The Global Ecovillage Network (GEN) is a global association of people and communities (ecovillages) dedicated to living "sustainable plus" lives by restoring the land and adding more to the environment than is taken. Network members share ideas and information, transfer technologies and develop cultural and educational exchanges.

==History==
Hildur and Ross Jackson from Denmark established the Gaia Trust, a charitable foundation, in 1991. Gaia funded a study by Robert Gilman and Diane Gilman of sustainable communities around the world. The report, Ecovillages and Sustainable Communities, was released in 1991. The report found that although there were many interesting ecovillage projects, the full-scale ideal ecovillage did not yet exist. Collectively, however, the various projects described a vision of a different culture and lifestyle that could be further developed.

In 1991 the Gaia Trust convened a meeting in Denmark of representatives of eco-communities to discuss strategies for further developing the ecovillage concept. That led to the formation of the Global Ecovillage Network. In 1994 the Ecovillage Information Service was launched. In 1995, the first international conference of ecovillage members, entitled Ecovillages and Sustainable Communities for the 21st Century was held at Findhorn, Scotland. The movement grew rapidly following this conference.
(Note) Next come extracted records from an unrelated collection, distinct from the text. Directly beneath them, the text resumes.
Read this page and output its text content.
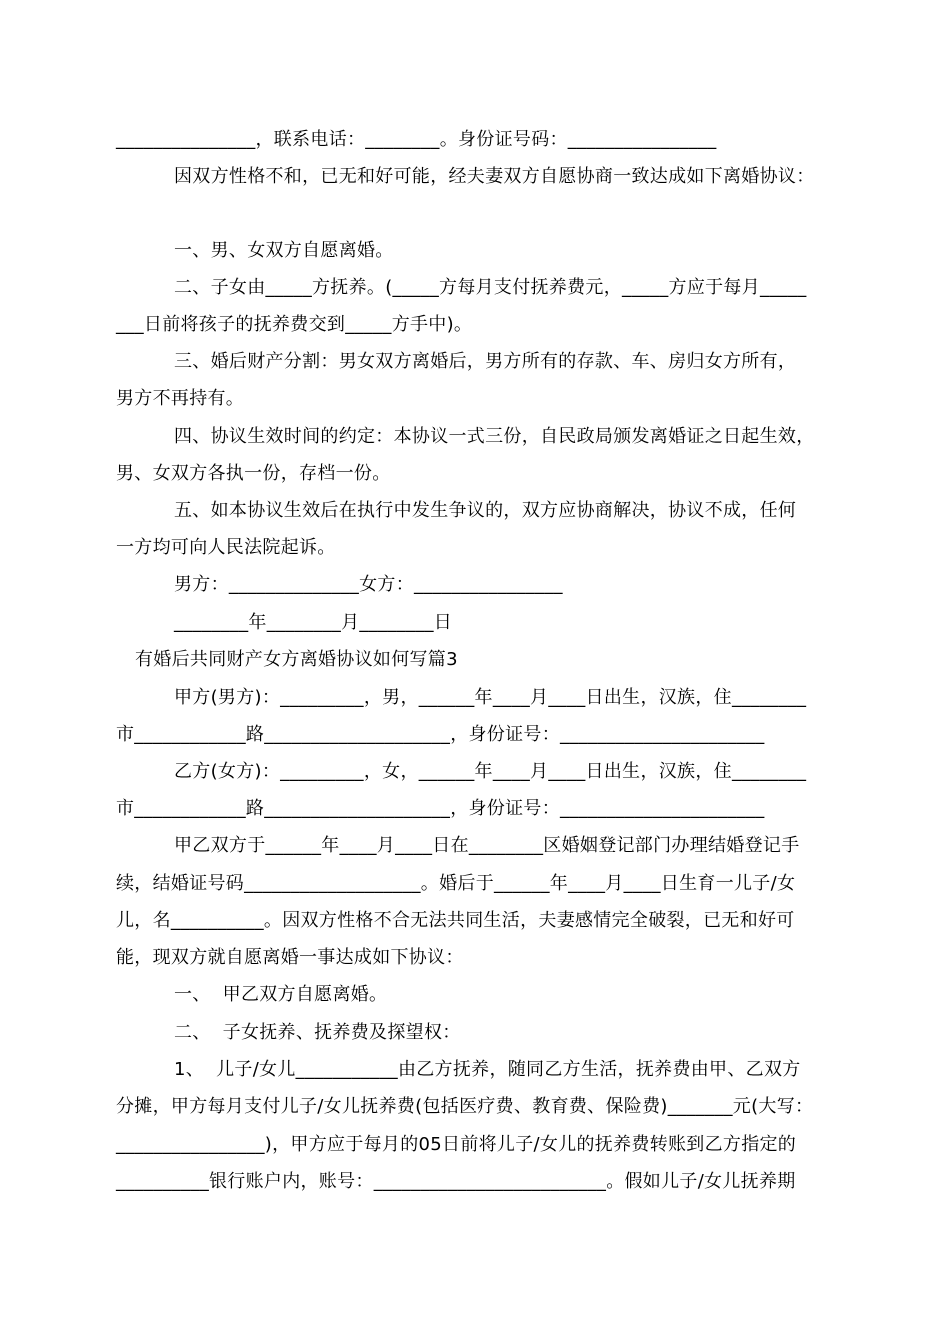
_______________，联系电话：________。身份证号码：________________
因双方性格不和，已无和好可能，经夫妻双方自愿协商一致达成如下离婚协议：
一、男、女双方自愿离婚。
二、子女由_____方抚养。(_____方每月支付抚养费元，_____方应于每月_____
___日前将孩子的抚养费交到_____方手中)。
三、婚后财产分割：男女双方离婚后，男方所有的存款、车、房归女方所有，
男方不再持有。
四、协议生效时间的约定：本协议一式三份，自民政局颁发离婚证之日起生效，
男、女双方各执一份，存档一份。
五、如本协议生效后在执行中发生争议的，双方应协商解决，协议不成，任何
一方均可向人民法院起诉。
男方：______________女方：________________
________年________月________日
有婚后共同财产女方离婚协议如何写篇3
甲方(男方)：_________，男，______年____月____日出生，汉族，住________
市____________路____________________，身份证号：______________________
乙方(女方)：_________，女，______年____月____日出生，汉族，住________
市____________路____________________，身份证号：______________________
甲乙双方于______年____月____日在________区婚姻登记部门办理结婚登记手
续，结婚证号码___________________。婚后于______年____月____日生育一儿子/女
儿，名__________。因双方性格不合无法共同生活，夫妻感情完全破裂，已无和好可
能，现双方就自愿离婚一事达成如下协议：
一、  甲乙双方自愿离婚。
二、  子女抚养、抚养费及探望权：
1、  儿子/女儿___________由乙方抚养，随同乙方生活，抚养费由甲、乙双方
分摊，甲方每月支付儿子/女儿抚养费(包括医疗费、教育费、保险费)_______元(大写：
________________)，甲方应于每月的05日前将儿子/女儿的抚养费转账到乙方指定的
__________银行账户内，账号：_________________________。假如儿子/女儿抚养期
By 2001, GEN had obtained consultative status at the United Nations Economic and Social Council (ECOSOC). In October 2005, at the conference to celebrate the tenth anniversary of GEN, a group of young adults joined to found NextGEN (the Next Generation of the Global Ecovillage Network). GEN does not have a verification procedure to select ecovillages or member subscriptions on its website. A Community Sustainability Assessment Tool has been developed that provides a means to assess how successful a particular ecovillage is at improving its sustainability.

==Members==
The network includes a variety of types of sustainable settlements and ecovillages:
- Eco towns, such as Auroville in South India and the Federation of Damanhur in Italy;
- rural ecovillages, such as Gaia Asociación in Argentina and Huehuecoyotl, in Mexico;
- permaculture sites, including Crystal Waters, Queensland, Australia, Cochabamba, Bolivia and Barus, Brazil;
- urban rejuvenation projects, such as Los Angeles EcoVillage and Christiania in Copenhagen, and
- educational centers, such as Findhorn Foundation in Scotland, the Centre for Alternative Technology in Wales, and the Ecovillage Training Center in Tennessee.

==Aim==
The Global Ecovillage Network's aim is "to support and encourage the evolution of sustainable settlements across the world." The network does this through:
- Internal and external communications services; facilitating the flow and exchange of information about ecovillages and demonstration sites;
- Networking and project coordination in fields related to sustainable settlements, and
- Global cooperation/partnerships (UN Best Practices, EU Phare, EYFA, ECOSOC).

==Regions==
GEN is composed of five global regions: Africa (GEN Africa), Europe (GEN Europe), Latin America (CASA), North America (GENNA) and Oceania & Asia (GENOA).